Because I think someone just dii-iid! [sing-song voice]

In addition to the surprisingly obscene well-wishing, this cake also suffers from a lack of grammar skills (it's a run-on sentence, and yet the "M" is capitalized - and why two periods?) and a hideous color scheme. I think those things in the corners are supposed to be rosebuds, so why are they grayish purple with blue squiggles? Some repressed feelings of inadequacy, perhaps? Hmm?

The Way All Apologies Should Be Made

Sincerely, honestly, and with copious amounts of sugar. Take note, guys.

I'd Still Eat It

My husband took one look at this and declared it the least appetizing cake he'd ever seen. Bingo! Today's post!

Ok, granted, that may be how "Clare" spells her name, and the other spelling error may be intentional (though I couldn't hazard a guess as to why...), but we cannot ignore the brown dripping goo with the pink roses - we just can't. In the words of my hubby, "Blech-ag-ack".

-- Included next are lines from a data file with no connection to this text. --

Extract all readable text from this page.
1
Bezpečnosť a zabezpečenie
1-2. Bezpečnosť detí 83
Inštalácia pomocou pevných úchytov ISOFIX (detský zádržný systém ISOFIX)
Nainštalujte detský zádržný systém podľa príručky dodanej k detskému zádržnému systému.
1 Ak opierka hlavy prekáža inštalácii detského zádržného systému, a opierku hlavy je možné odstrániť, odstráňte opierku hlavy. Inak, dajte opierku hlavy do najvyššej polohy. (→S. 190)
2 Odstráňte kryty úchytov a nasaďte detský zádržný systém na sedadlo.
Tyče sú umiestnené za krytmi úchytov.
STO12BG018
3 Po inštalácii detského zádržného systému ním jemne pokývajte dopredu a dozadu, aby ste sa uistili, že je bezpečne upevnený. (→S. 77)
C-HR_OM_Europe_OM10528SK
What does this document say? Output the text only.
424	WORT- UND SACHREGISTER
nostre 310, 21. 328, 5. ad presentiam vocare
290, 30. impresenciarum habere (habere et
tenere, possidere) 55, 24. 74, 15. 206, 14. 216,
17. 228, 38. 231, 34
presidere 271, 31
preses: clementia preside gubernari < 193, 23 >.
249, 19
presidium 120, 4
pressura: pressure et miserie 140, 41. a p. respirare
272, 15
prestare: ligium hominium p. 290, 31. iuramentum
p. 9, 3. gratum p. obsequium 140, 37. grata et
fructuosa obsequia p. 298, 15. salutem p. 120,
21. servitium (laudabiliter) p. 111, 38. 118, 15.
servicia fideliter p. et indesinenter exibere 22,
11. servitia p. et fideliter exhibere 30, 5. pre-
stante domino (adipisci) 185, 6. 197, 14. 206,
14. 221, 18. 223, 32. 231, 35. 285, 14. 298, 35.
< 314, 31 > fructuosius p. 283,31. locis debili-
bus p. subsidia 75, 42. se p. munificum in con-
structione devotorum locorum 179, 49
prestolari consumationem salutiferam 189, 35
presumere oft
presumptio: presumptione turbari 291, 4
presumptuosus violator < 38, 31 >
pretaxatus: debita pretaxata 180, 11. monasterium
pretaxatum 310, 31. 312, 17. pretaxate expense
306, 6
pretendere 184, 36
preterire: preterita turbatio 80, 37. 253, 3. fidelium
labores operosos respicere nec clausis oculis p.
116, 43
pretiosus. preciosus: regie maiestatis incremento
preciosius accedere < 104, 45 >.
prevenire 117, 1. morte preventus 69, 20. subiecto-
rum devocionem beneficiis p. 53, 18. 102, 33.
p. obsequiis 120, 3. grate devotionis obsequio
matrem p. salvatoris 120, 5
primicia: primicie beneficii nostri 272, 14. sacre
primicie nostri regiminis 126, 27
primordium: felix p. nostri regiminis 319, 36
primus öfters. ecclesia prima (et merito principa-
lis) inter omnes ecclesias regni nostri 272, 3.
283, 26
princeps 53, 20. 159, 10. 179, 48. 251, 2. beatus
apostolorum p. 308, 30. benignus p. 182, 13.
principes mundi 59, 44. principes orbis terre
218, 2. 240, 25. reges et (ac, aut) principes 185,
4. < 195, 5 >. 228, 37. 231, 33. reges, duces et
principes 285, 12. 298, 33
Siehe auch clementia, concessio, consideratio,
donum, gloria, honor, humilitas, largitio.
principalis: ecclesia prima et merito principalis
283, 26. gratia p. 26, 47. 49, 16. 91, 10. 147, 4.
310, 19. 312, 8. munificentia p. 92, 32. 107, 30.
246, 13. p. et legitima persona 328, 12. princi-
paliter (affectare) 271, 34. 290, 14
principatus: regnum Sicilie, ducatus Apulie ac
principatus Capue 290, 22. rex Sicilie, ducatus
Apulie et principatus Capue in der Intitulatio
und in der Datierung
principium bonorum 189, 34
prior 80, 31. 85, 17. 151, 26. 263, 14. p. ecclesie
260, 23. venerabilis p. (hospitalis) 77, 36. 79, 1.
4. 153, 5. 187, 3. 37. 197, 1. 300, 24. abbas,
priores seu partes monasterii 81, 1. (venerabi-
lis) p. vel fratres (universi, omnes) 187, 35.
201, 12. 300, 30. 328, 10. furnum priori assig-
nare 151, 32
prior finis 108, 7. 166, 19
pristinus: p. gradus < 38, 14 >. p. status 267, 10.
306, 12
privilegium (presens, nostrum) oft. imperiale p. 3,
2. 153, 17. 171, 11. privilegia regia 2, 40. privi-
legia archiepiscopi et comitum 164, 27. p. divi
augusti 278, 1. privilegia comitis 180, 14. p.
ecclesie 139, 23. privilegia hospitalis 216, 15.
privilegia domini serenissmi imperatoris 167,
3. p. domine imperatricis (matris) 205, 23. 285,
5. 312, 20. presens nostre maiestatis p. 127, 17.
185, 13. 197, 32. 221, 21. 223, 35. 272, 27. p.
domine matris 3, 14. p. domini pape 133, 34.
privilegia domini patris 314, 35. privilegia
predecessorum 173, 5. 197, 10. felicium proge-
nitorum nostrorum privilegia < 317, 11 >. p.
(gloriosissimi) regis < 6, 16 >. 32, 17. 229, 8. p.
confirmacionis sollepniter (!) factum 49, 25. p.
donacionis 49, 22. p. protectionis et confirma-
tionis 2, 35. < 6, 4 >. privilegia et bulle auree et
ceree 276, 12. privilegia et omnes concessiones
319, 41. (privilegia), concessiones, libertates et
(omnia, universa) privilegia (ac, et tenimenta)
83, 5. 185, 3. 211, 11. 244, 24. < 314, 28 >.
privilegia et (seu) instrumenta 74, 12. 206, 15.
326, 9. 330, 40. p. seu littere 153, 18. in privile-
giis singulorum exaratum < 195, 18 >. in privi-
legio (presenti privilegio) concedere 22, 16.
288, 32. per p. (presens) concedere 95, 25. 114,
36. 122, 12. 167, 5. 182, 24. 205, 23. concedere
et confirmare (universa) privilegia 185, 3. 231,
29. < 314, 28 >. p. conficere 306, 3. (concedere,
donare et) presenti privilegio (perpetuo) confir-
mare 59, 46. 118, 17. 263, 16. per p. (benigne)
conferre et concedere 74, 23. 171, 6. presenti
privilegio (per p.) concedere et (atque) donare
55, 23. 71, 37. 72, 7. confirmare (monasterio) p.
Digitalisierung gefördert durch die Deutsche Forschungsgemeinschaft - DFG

Oh, and I love the huge kitchen knife waiting in the wings - you can almost hear Mr. Black Shoes saying "Take the picture, will ya? I'm hungry!".

What, ANOTHER Obscure Bank Holiday?

Ok, obviously this cake decorator has some mad skilz: great balloon placement, excellent use of color, and I particularly like the confetti sprinkle to icing squiggle ratio. Really, my only criticism can be that he or she thinks "Myjiantbirthday" is one word. (And lest you think this is only a spelling error & spacing issue, look closely: those letters are all connected, my friends. Ergo, one word.) But you know, as mistakes go, that's kind of a doozie.

Proof That Computers Will Never Rule the World

This is legit, folks: never think that I don't do my research! Apparently the store in question had an online ordering form, which then linked directly to the edible-ink printer. Granted, you would think the decorator might catch this glaringly obvious mistake, but in that person's defense, he or she is only paid to slap some icing roses on, ok? So lay off! Oh, and that will be $19.95, please.